While the Centers for Disease Control and Prevention (CDC) haven’t directly evaluated Noom, it’s worth remembering that they advocate for evidence-based, comprehensive weight loss programs, which may include app-based approaches. Reviews of Noom’s program from various health and wellness websites, such as Forbes Health, suggest that it has its pros and cons. Still, the effectiveness of the program depends on individual commitment and compliance.
It’s worth comparing Noom with other weight loss programs and diets regarding effectiveness. Some key factors to consider when evaluating these programs include:
- Long-term weight loss success
- Evidence-based approaches
- Customization and personalization
- Support and tracking tools
- Cost and affordability
Our investigation found no instances where Noom overpromised results or exaggerated claims about its products or services. While some users might feel deceived by the app’s business practices and subscription model, it doesn’t seem to be a scam regarding the weight loss techniques it provides. However, this is a judgment call, and the ultimate verdict depends on the user’s perspective and experience.
What Is The Company’s Scam Grade for Noom?
We have thoroughly investigated Noom, the weight loss app that claims to offer a unique psychology-based and personalized approach to weight loss. Our analysis focuses on various aspects of the company, and here’s what we found:
Regarding fitness, Noom offers personalized daily workouts with exercise duration and intensity information. Furthermore, they provide access to a vast library of exercises and activities. Users reported that Noom’s approach to training is educational and supportive.

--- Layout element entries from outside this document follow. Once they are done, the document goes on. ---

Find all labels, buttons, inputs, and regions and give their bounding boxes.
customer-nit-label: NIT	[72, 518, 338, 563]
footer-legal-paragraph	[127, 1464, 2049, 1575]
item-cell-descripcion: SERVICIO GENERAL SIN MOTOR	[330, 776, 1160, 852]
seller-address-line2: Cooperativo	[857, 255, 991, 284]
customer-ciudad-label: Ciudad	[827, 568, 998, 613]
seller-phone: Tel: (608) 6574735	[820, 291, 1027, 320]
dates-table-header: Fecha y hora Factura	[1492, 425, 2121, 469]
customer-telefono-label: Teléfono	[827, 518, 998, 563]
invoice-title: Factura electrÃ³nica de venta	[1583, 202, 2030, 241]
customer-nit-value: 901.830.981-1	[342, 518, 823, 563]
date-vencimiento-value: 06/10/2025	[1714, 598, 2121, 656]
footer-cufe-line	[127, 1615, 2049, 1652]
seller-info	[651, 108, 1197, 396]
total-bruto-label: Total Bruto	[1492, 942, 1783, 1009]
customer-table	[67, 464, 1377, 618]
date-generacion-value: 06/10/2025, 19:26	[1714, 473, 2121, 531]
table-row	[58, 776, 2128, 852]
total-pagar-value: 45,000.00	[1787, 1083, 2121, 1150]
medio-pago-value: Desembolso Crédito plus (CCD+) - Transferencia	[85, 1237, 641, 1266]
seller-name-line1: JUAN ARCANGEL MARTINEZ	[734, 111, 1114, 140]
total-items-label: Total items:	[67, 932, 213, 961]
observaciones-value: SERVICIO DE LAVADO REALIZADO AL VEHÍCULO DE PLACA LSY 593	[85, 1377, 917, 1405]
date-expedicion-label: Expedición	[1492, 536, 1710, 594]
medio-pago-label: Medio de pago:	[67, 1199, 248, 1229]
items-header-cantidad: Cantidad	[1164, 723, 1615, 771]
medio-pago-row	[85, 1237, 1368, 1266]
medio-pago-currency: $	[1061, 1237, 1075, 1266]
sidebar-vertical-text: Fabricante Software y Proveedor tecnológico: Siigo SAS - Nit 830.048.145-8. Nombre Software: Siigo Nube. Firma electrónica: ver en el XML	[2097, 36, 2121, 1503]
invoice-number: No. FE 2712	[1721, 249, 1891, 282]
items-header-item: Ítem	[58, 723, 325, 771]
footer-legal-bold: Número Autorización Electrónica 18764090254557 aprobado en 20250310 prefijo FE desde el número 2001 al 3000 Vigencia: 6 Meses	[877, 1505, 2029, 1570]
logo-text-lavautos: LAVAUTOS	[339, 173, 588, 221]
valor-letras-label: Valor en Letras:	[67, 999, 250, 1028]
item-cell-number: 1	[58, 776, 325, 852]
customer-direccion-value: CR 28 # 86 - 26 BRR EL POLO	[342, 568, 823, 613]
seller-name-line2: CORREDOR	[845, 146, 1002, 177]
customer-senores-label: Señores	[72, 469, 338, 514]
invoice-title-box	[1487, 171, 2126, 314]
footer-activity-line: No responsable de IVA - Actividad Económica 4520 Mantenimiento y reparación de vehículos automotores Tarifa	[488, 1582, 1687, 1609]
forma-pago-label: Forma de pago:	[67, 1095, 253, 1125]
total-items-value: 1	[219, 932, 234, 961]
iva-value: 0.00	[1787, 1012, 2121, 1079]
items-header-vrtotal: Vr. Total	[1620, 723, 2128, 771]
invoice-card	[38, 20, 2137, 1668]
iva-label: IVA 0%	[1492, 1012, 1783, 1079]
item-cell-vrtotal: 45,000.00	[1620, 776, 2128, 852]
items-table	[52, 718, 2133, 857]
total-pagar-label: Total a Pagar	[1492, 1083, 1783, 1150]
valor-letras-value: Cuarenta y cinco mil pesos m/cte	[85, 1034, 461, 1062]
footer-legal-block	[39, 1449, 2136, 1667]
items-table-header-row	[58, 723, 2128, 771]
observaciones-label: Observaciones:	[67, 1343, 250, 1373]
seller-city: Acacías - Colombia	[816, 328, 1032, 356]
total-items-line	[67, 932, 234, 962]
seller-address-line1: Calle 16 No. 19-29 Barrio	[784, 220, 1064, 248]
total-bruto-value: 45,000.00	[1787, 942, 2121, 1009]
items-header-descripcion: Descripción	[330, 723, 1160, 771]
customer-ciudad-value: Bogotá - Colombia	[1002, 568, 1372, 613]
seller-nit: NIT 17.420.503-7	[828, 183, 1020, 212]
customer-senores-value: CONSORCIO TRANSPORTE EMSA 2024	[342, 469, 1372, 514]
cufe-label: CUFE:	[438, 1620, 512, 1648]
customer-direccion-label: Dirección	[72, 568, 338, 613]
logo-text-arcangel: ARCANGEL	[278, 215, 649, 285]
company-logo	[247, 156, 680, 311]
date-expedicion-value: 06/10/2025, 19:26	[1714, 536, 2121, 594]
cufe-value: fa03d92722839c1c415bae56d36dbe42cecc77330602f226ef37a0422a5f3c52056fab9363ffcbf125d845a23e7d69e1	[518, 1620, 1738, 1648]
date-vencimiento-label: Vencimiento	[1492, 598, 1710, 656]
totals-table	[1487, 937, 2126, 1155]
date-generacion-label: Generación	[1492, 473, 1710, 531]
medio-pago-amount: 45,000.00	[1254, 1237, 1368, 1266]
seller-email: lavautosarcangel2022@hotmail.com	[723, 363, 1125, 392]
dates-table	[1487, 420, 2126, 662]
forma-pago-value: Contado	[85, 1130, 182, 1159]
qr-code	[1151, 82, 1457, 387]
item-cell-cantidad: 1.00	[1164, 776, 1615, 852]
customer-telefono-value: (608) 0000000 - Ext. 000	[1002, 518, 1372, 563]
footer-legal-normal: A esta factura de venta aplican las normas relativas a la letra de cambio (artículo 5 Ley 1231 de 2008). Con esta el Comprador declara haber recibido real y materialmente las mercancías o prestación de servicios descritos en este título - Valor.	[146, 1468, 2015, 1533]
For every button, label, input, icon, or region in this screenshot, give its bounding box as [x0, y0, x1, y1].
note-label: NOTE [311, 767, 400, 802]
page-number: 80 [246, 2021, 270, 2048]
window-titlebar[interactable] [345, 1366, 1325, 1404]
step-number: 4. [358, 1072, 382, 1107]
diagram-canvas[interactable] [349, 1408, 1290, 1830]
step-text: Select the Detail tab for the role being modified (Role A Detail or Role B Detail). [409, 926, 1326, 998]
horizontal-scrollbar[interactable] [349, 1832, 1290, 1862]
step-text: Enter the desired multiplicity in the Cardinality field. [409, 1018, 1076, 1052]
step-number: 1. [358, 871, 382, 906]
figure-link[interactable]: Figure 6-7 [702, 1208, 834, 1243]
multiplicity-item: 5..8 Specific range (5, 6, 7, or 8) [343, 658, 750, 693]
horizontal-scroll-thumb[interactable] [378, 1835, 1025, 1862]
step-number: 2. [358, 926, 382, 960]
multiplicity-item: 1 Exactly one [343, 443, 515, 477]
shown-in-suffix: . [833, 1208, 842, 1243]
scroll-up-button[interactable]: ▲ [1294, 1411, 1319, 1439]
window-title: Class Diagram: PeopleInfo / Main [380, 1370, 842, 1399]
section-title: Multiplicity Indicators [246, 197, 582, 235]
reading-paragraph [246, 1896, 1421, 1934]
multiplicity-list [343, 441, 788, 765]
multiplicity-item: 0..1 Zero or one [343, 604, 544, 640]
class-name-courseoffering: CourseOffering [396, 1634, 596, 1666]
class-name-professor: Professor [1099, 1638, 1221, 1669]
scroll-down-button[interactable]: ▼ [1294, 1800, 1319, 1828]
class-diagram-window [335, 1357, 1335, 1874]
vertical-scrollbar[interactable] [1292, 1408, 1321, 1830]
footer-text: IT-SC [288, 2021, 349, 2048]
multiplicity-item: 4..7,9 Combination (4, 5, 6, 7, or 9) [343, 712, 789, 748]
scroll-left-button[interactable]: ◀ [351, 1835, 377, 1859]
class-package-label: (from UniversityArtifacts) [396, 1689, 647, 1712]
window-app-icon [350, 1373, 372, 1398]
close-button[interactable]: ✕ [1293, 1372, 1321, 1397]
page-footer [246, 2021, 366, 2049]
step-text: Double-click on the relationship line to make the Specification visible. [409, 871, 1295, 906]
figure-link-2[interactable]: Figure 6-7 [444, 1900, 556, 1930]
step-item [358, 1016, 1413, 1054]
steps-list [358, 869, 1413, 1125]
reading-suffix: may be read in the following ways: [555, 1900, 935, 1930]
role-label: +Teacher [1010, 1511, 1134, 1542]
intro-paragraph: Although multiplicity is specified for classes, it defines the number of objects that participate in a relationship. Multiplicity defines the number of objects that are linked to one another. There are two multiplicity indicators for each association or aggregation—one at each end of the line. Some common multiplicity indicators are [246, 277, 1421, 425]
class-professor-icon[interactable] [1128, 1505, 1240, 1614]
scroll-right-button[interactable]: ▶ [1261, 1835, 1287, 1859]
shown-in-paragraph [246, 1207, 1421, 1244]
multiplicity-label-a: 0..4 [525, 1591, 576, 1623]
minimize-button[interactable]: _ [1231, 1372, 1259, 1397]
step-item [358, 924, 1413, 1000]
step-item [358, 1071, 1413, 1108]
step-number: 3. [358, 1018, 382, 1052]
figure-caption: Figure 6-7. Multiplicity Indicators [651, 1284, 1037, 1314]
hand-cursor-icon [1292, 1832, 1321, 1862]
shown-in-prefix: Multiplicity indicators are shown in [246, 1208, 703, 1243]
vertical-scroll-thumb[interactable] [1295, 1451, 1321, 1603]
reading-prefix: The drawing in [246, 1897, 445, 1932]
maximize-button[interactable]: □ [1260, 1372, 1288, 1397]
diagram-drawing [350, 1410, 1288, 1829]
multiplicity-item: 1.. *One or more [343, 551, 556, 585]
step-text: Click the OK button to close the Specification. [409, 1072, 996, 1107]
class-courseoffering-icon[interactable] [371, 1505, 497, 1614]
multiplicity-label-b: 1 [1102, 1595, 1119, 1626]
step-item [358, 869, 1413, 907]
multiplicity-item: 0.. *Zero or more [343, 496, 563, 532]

Upon signing up, Noom users create an account and complete a quiz that helps determine their unique calorie goals and weight loss plan. The app recommends green foods (low-calorie, high-density), yellow foods (moderate-calorie, mid-density), and red foods (high-calorie, low-density) and helps users track their daily intake.
Users are assigned personal coaches who provide guidance and support throughout the program. However, customer testimonials indicate mixed reviews regarding coach responsiveness and effectiveness. Some customers experienced difficulties in reaching their coaches, while others felt fully supported.
The free trial for Noom is another controversial aspect. Customers have reported issues with billing, subscription credits, and even refunds after signing up for a free trial. The Better Business Bureau has received over 1,200 complaints in the past year, mainly about Noom’s alleged misleading free practices and difficulties canceling subscriptions.
A Digg article labeled Noom as a scam, highlighting four main reasons for their claim. These concerns included the app’s dubious psychological bent, lack of accessibility to real dietitians, and an unsustainable calorie restriction approach, which, according to the article, could make weight maintenance difficult in the long term.
However, many users report positive experiences with Noom, praising the app for enabling them to develop healthy habits, improve their relationships with food, and even lose weight. The app has various nutritious recipes and resources, further promoting healthy eating.
Based on our investigation, we decided to break down the room’s scam grade as follows:
- Fitness & Nutrition: A
- Personal Coaches: B-
- Free Trial & Billing: D+
- User Testimonials: B
Considering all the information, we assign Noom an overall scam grade of C+. There are indeed some areas they need to improve, particularly concerning billing and free trials. However, elements of the app show promise, as it works to establish healthy habits and provides valuable resources for users in their weight loss journeys.